Model and Parameters

The High-Throughput ­Toxicokinetics (HTTK) R-­package (link) was used to perform in vitro to in vivo extrapolation of HTS data to daily human equivalent doses [Wambaugh J et. al., 2015; Pearce R et. al., 2017].

  • A 3-compartment model was used to predict in vivo doses needed to achieve blood concentrations analogous to in vitro HTS concentrations.
  • This model assumes rapid oral absorption (1/hr), 100% bioavailability, Schmitt's method for chemical partitioning, and metabolism is a "well-stirred" approximation. 
  • Minimal chemical­-specific input parameters are required, including in silico estimated physicochemical parameters (e.g., hydrophobicity, acid/base dissociation constants) as well as traditionally two in vitro measured parameters, fraction of the chemical unbound in plasma (fup) and the intrinsic hepatic clearance (CLint) to determine the equivalent doses. CLint is needed in the model to estimate how much the liver is metabolizing the parent and fup is needed in the model to estimate tissue to unbound fraction in the plasma partition coefficients. The in vitro parameters traditionally used are located within the HTTK package (chem.physical_and_invitro.data) with references.

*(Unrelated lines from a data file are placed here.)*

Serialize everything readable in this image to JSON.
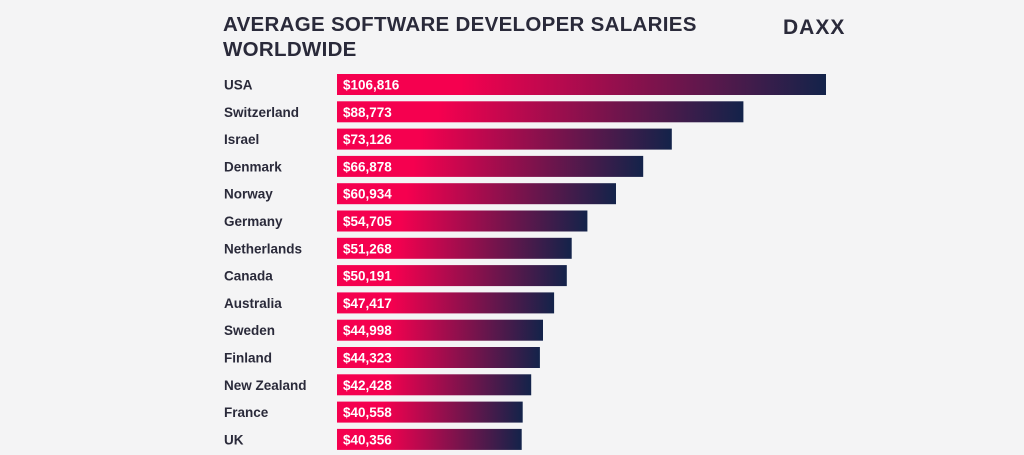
{
  "chart_data": {
    "type": "bar",
    "orientation": "horizontal",
    "title_lines": [
      "AVERAGE SOFTWARE DEVELOPER SALARIES",
      "WORLDWIDE"
    ],
    "categories": [
      "USA",
      "Switzerland",
      "Israel",
      "Denmark",
      "Norway",
      "Germany",
      "Netherlands",
      "Canada",
      "Australia",
      "Sweden",
      "Finland",
      "New Zealand",
      "France",
      "UK"
    ],
    "values": [
      106816,
      88773,
      73126,
      66878,
      60934,
      54705,
      51268,
      50191,
      47417,
      44998,
      44323,
      42428,
      40558,
      40356
    ],
    "value_labels": [
      "$106,816",
      "$88,773",
      "$73,126",
      "$66,878",
      "$60,934",
      "$54,705",
      "$51,268",
      "$50,191",
      "$47,417",
      "$44,998",
      "$44,323",
      "$42,428",
      "$40,558",
      "$40,356"
    ],
    "xlim": [
      0,
      106816
    ],
    "grid": false,
    "legend": "none",
    "colors": {
      "bar_start": "#f5004f",
      "bar_end": "#13234a"
    }
  },
  "brand": {
    "logo_text": "DAXX",
    "logo_color": "#2a2a3a"
  }
}
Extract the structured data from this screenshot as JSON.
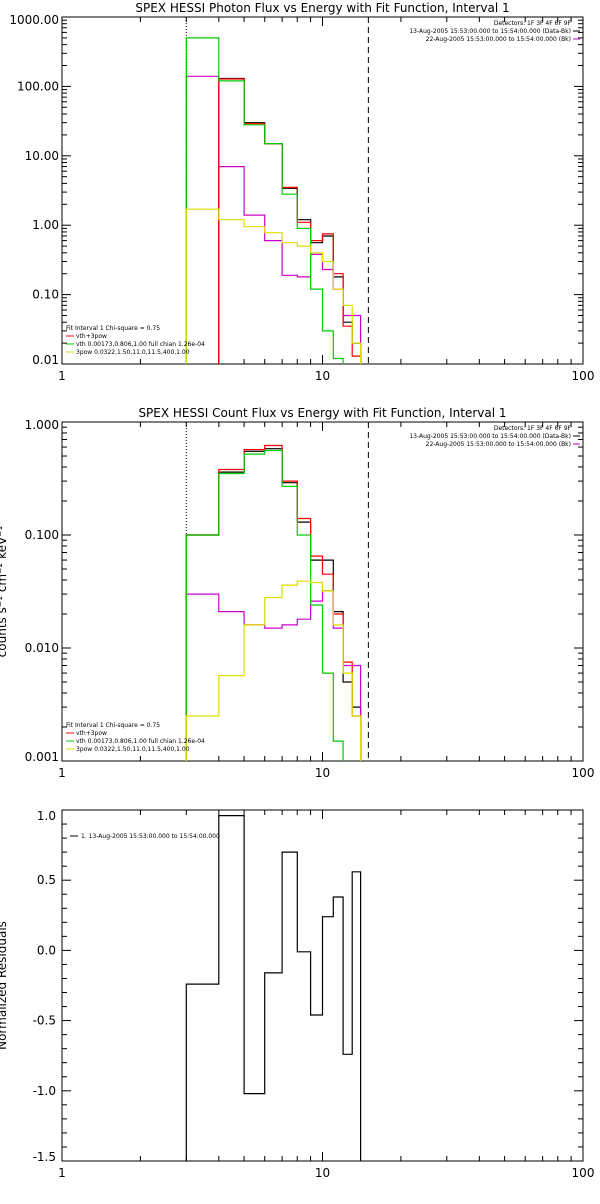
{
  "chart_data": [
    {
      "type": "line",
      "title": "SPEX HESSI Photon Flux vs Energy with Fit Function, Interval 1",
      "xlabel": "",
      "ylabel": "",
      "xscale": "log",
      "yscale": "log",
      "xlim": [
        1,
        100
      ],
      "ylim": [
        0.01,
        1000
      ],
      "xtick_labels": [
        "1",
        "10",
        "100"
      ],
      "ytick_labels": [
        "0.01",
        "0.10",
        "1.00",
        "10.00",
        "100.00",
        "1000.00"
      ],
      "header_text": [
        "Detectors: 1F 3F 4F 6F 9F",
        "13-Aug-2005 15:53:00.000 to 15:54:00.000 (Data-Bk)",
        "22-Aug-2005 15:53:00.000 to 15:54:00.000 (Bk)"
      ],
      "legend": [
        "Fit Interval 1   Chi-square = 0.75",
        "vth+3pow",
        "vth 0.00173,0.806,1.00   full chian 1.26e-04",
        "3pow 0.0322,1.50,11.0,11.5,400,1.00"
      ],
      "vlines": [
        3,
        15
      ],
      "bin_edges": [
        3.0,
        4.0,
        5.0,
        6.0,
        7.0,
        8.0,
        9.0,
        10.0,
        11.0,
        12.0,
        13.0,
        14.0,
        15.0
      ],
      "series": [
        {
          "name": "Data-Bk",
          "color": "#000000",
          "values": [
            null,
            130,
            30,
            15,
            3.4,
            1.2,
            0.56,
            0.7,
            0.18,
            0.04,
            0.02,
            null
          ]
        },
        {
          "name": "Bk",
          "color": "#cc00cc",
          "values": [
            140,
            7,
            1.4,
            0.6,
            0.19,
            0.18,
            0.38,
            0.23,
            0.12,
            0.05,
            0.05,
            null
          ]
        },
        {
          "name": "vth+3pow",
          "color": "#ff0000",
          "values": [
            null,
            128,
            29,
            15,
            3.5,
            1.1,
            0.6,
            0.75,
            0.2,
            0.035,
            0.013,
            null
          ]
        },
        {
          "name": "vth",
          "color": "#00cc00",
          "values": [
            500,
            120,
            28,
            15,
            2.8,
            0.9,
            0.12,
            0.03,
            0.012,
            null,
            null,
            null
          ]
        },
        {
          "name": "3pow",
          "color": "#dddd00",
          "values": [
            1.7,
            1.2,
            0.95,
            0.78,
            0.56,
            0.5,
            0.4,
            0.3,
            0.12,
            0.07,
            0.02,
            null
          ]
        }
      ]
    },
    {
      "type": "line",
      "title": "SPEX HESSI Count Flux vs Energy with Fit Function, Interval 1",
      "xlabel": "",
      "ylabel": "counts s⁻¹ cm⁻² keV⁻¹",
      "xscale": "log",
      "yscale": "log",
      "xlim": [
        1,
        100
      ],
      "ylim": [
        0.001,
        1
      ],
      "xtick_labels": [
        "1",
        "10",
        "100"
      ],
      "ytick_labels": [
        "0.001",
        "0.010",
        "0.100",
        "1.000"
      ],
      "header_text": [
        "Detectors: 1F 3F 4F 6F 9F",
        "13-Aug-2005 15:53:00.000 to 15:54:00.000 (Data-Bk)",
        "22-Aug-2005 15:53:00.000 to 15:54:00.000 (Bk)"
      ],
      "legend": [
        "Fit Interval 1   Chi-square = 0.75",
        "vth+3pow",
        "vth 0.00173,0.806,1.00   full chian 1.26e-04",
        "3pow 0.0322,1.50,11.0,11.5,400,1.00"
      ],
      "vlines": [
        3,
        15
      ],
      "bin_edges": [
        3.0,
        4.0,
        5.0,
        6.0,
        7.0,
        8.0,
        9.0,
        10.0,
        11.0,
        12.0,
        13.0,
        14.0,
        15.0
      ],
      "series": [
        {
          "name": "Data-Bk",
          "color": "#000000",
          "values": [
            0.1,
            0.36,
            0.55,
            0.58,
            0.29,
            0.13,
            0.06,
            0.06,
            0.021,
            0.005,
            0.003,
            null
          ]
        },
        {
          "name": "Bk",
          "color": "#cc00cc",
          "values": [
            0.03,
            0.021,
            0.016,
            0.015,
            0.016,
            0.018,
            0.026,
            0.032,
            0.015,
            0.007,
            0.007,
            null
          ]
        },
        {
          "name": "vth+3pow",
          "color": "#ff0000",
          "values": [
            0.1,
            0.38,
            0.57,
            0.62,
            0.3,
            0.14,
            0.065,
            0.045,
            0.02,
            0.0075,
            0.0025,
            null
          ]
        },
        {
          "name": "vth",
          "color": "#00cc00",
          "values": [
            0.1,
            0.35,
            0.52,
            0.56,
            0.27,
            0.1,
            0.024,
            0.006,
            0.0015,
            null,
            null,
            null
          ]
        },
        {
          "name": "3pow",
          "color": "#dddd00",
          "values": [
            0.0025,
            0.0057,
            0.016,
            0.028,
            0.036,
            0.039,
            0.038,
            0.032,
            0.016,
            0.006,
            0.0025,
            null
          ]
        }
      ]
    },
    {
      "type": "line",
      "title": "",
      "xlabel": "",
      "ylabel": "Normalized Residuals",
      "xscale": "log",
      "yscale": "linear",
      "xlim": [
        1,
        100
      ],
      "ylim": [
        -1.5,
        1.0
      ],
      "xtick_labels": [
        "1",
        "10",
        "100"
      ],
      "ytick_labels": [
        "-1.5",
        "-1.0",
        "-0.5",
        "0.0",
        "0.5",
        "1.0"
      ],
      "legend": [
        "1. 13-Aug-2005 15:53:00.000 to 15:54:00.000"
      ],
      "bin_edges": [
        3.0,
        4.0,
        5.0,
        6.0,
        7.0,
        8.0,
        9.0,
        10.0,
        11.0,
        12.0,
        13.0,
        14.0,
        15.0
      ],
      "series": [
        {
          "name": "1. 13-Aug-2005 15:53:00.000 to 15:54:00.000",
          "color": "#000000",
          "values": [
            -0.24,
            0.96,
            -1.02,
            -0.16,
            0.7,
            -0.01,
            -0.46,
            0.24,
            0.38,
            -0.74,
            0.56,
            null
          ]
        }
      ]
    }
  ]
}
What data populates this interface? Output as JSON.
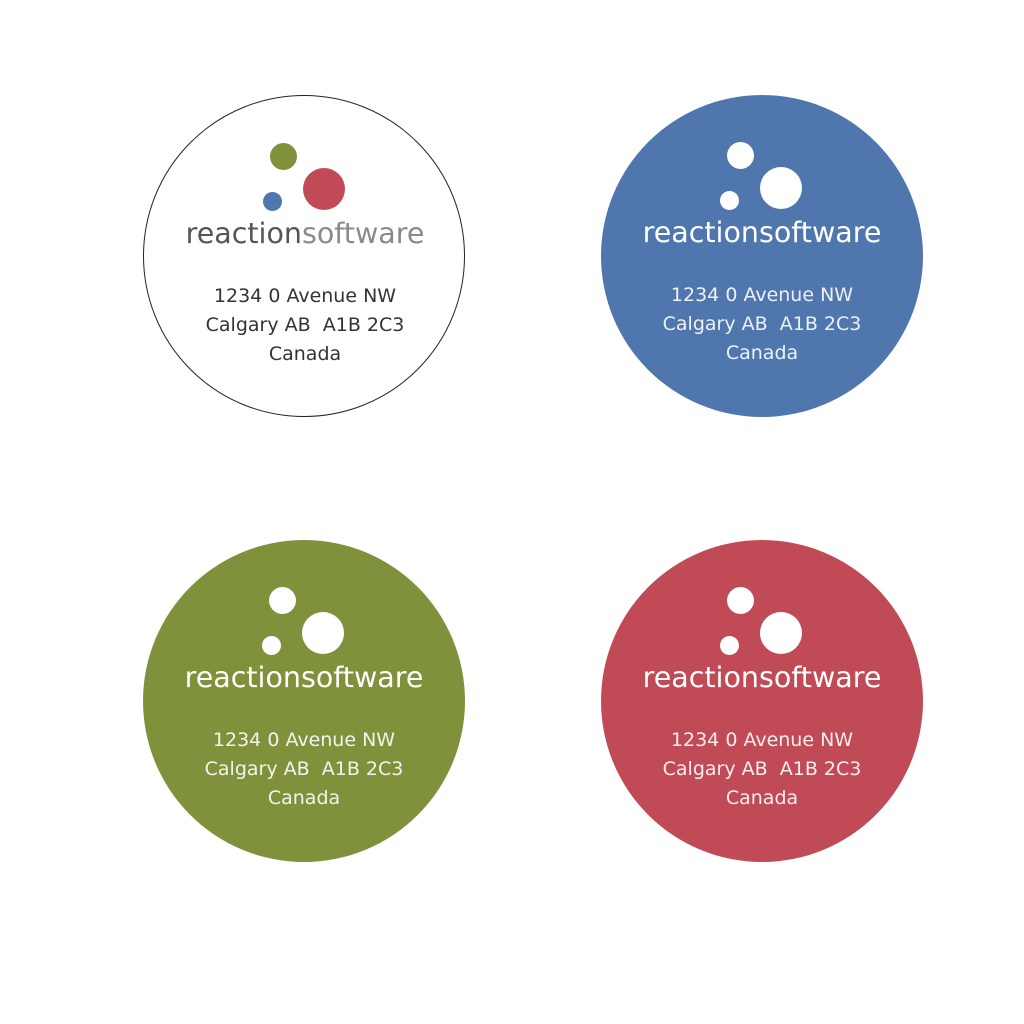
{
  "brand": {
    "name_part1": "reaction",
    "name_part2": "software"
  },
  "address": {
    "line1": "1234 0 Avenue NW",
    "line2": "Calgary AB  A1B 2C3",
    "line3": "Canada"
  },
  "colors": {
    "blue": "#4f76ad",
    "green": "#80913c",
    "red": "#c04b56",
    "white": "#ffffff",
    "dark_text": "#555555",
    "outline": "#222222"
  },
  "labels": [
    {
      "variant": "white-outlined",
      "background": "#ffffff",
      "text_color": "#555555",
      "dot_colors": [
        "#80913c",
        "#c04b56",
        "#4f76ad"
      ]
    },
    {
      "variant": "blue",
      "background": "#4f76ad",
      "text_color": "#ffffff",
      "dot_colors": [
        "#ffffff",
        "#ffffff",
        "#ffffff"
      ]
    },
    {
      "variant": "green",
      "background": "#80913c",
      "text_color": "#ffffff",
      "dot_colors": [
        "#ffffff",
        "#ffffff",
        "#ffffff"
      ]
    },
    {
      "variant": "red",
      "background": "#c04b56",
      "text_color": "#ffffff",
      "dot_colors": [
        "#ffffff",
        "#ffffff",
        "#ffffff"
      ]
    }
  ]
}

The analyses with the Tox21/ToxCast data in the IVIVE approach has been and is currently limited to ~500 chemicals with in vitro measured CLint & fup values and cannot be applied to the entire Tox21 chemical library, unless they are predicted.

  • In silico estimates of CLint and fup parameters were estimated using a QSAR approach from ADMET Predictor (Simulations Plus, Inc.)
  • Sipes NS et. al. 2017 found these parameters to be comparable to in vitro values (74% and 62% within 10-fold of each other for fup and CLint, respectively). Total clearance values calculated using the HTTK package with in silico or in vitro values were compared to in vivo human measured values and found to be comparable (88% and 75% within 10-fold, respectively).

HTS data

This approach requires robust interactions, as we are evaluating HTS data and nuanced data should be avoided in a clear step. We reduced false-positive data by keeping only good quality Tox21/ToxCast data (i.e., ones with limited curve-fitting issues and efficacies > 40%). Specifically,

  • Tox21 data was obtained using an established method to exclude chemical-biological interactions that were confounded by cytotoxicity (measured at the same time), autofluorescence, or a weak/noisy signal (Hsieh JH et. al., 2015).
  • ToxCast specific data were obtained from the US EPA’s invitrodb_v2 database (October 2015, INVITRODB_V2_LEVEL5 folder, link)

Data downloads correspond to:

  • Download HTS data: 65,039 active chemical-assay pairs (which can be further filtered to 56,135 active calls by removing efficacies < 40% or < 2 fold, as was performed in this web application). This file contains AC50s, efficacies and flags. These data correspond to Table S4 from Sipes NS et. al. 2017.
  • Download HTS data w/ExpoCast + extras: 57,721 active chemical assay pairs (which can be further filtered to 49,789 active calls by removing efficacies < 40% or < 2 fold, as was performed in this web application) that also had ExpoCast dose estimates. This file contains the same information above as well as ExpoCast dose estimates, chemical property estimations, dose likelihoods, and uncertainty. These data correspond to Table S5 from Sipes NS et. al., 2017.